Commander in Chief George Washington resolved the debate when he commissioned the ocean-going schooner USS Hannah to interdict British merchant ships, and reported the captures to the Congress. On 13 October 1775, the Continental Congress authorized the purchase of two vessels to be armed for a cruise against British merchant ships; this resolution created the Continental Navy and is considered the first establishment of the U.S. Navy.
The U.S. Navy traces its origins to the Continental Navy, which was established during the American Revolutionary War and was effectively disbanded as a separate entity shortly thereafter.

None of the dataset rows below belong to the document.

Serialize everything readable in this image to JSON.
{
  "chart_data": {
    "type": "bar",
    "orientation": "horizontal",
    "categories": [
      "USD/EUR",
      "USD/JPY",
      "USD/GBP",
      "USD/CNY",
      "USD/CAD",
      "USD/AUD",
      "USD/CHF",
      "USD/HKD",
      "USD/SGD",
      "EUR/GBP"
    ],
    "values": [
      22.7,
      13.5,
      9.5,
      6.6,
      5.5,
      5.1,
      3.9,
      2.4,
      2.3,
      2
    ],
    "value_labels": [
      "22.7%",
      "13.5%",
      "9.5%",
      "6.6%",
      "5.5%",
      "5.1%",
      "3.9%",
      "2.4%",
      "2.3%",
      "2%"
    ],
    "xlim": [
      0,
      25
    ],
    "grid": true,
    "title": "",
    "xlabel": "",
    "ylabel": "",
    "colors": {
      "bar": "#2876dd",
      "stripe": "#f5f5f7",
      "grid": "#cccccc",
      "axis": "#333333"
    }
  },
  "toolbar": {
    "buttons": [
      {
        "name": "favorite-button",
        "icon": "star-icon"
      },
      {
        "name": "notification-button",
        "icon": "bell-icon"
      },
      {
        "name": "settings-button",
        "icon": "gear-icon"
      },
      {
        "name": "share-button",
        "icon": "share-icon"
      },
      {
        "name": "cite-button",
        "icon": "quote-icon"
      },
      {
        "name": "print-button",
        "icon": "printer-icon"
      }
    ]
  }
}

The U.S. Navy played a major role in the American Civil War by blockading the Confederacy and seizing control of its rivers. It played the central role in the World War II defeat of Imperial Japan. The 21st century U.S. Navy maintains a sizable global presence, deploying in strength in such areas as the Western Pacific, the Mediterranean, and the Indian Ocean. It is a blue-water navy with the ability to project force onto the littoral regions of the world, engage in forward deployments during peacetime and rapidly respond to regional crises, making it a frequent actor in U.S. foreign and military policy.
The Navy is administratively managed by the Department of the Navy, which is headed by the civilian Secretary of the Navy. The Department of the Navy is itself a division of the Department of Defense, which is headed by the Secretary of Defense. The Chief of Naval Operations (CNO) is the most senior naval officer serving in the Department of the Navy.